2017-06-01 15:05 GMT+03:00 Coty Sutherland <csuth...@redhat.com>:
> Hi,
>
> On Wed, May 31, 2017 at 12:08 PM, Igal @ Lucee.org <i...@lucee.org> wrote:
>> Hi all,
>>
>> On 5/31/2017 1:12 AM, Mark Thomas wrote:
>>>
>>> On 31/05/17 04:07, Coty Sutherland wrote:
>>>>
>>>> I've been thinking about things that we could do for Tomcat to help
>>>> bring in new contributors and to be more appealing to new developers.
>>>
>>> https://helpwanted.apache.org/
>>
>>
>> I would like to offer the perspective of the "new contributor" here.  I, for
>> one, would love to contribute and be more involved with the Tomcat project,
>> and I believe that thanks to Tomcat's popularity there are many out there
>> just like me.
>>
>> As a new contributor, the most important thing is to get some feedback.  The
>> "worst" thing from a new contributor's perspective is that he/she will put
>> much time into work that will never be looked at, and all that time will go
>> to waste.
>
> I agree :) Thanks for the feedback. By voicing concerns like these we
> can get them addressed.
>
>> We understand that not all contributions will be accepted, and that they
>> must adhere to the standards set by the project.  We also realize that this
>> is open source, and that the people who review the submission are usually
>> volunteers who do the best they can in the time that they can afford to
>> contribute to the project.
>>
>> We still need, however, to get some feedback on our submitted work in a
>> timely manner before we can try again, or submit some other work.

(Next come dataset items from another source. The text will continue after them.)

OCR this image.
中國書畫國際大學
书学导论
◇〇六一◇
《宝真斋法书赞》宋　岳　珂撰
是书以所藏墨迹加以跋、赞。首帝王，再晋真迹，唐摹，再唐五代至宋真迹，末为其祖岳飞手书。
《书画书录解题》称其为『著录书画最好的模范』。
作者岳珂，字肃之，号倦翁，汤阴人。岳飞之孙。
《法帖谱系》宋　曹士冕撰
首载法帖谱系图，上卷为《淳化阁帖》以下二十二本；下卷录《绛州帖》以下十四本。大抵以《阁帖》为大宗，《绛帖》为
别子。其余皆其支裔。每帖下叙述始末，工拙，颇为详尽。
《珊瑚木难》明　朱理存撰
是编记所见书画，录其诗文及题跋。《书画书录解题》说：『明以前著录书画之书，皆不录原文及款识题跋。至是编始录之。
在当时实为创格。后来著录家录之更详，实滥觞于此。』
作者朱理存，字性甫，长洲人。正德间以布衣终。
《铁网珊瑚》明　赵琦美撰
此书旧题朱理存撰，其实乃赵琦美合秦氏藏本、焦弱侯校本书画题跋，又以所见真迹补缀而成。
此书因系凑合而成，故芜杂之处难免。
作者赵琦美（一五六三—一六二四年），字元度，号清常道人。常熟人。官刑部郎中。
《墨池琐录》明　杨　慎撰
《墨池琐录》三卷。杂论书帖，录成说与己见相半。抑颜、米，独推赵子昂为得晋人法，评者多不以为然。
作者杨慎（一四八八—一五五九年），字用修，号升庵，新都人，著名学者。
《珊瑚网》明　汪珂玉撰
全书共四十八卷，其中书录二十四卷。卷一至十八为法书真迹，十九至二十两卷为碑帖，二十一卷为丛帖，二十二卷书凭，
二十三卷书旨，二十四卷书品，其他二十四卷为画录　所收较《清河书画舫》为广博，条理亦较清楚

1. Do you read dev@tomcat ?

Do you review others' commits?

Do you test release candidates?

For me, new contributions come after that.

>> Take for example the PRs on Github (sorry, but SVN feels like the 1980s --
>> great time for partying, not so much for writing code -- and I know,
>> ironically the SVN project started in 2000, but I digress):
>> https://github.com/apache/tomcat/pulls
>
> Hm, using Git was mentioned at the TomcatCon but I can't recall if the
> git repository on github is bi-directional or just a clone of svn. Can
> anyone answer that?

2. ASF Git repository is read-only mirror of svn repository.
Github repository is mirror of ASF Git repository.

It is possible to use git-svn bridge to commit to svn with git commands
(git-svn metadata are present in commits and it is possible),
but I prefer to overlap git checkout over svn working copy
and commit with svn.

This way it is easier to review.

> Have we made a decision about the best way to
> submit patches? BZ attachment, github PR, email, other? How often do
> we check the github projects for contributions?

3. The work-to-do is tracked via Bugzilla.
The changelog file references Bugzilla.

Thus it is better when a PR references a Bugzilla issue.

For me, PRs are equivalent to attached patches.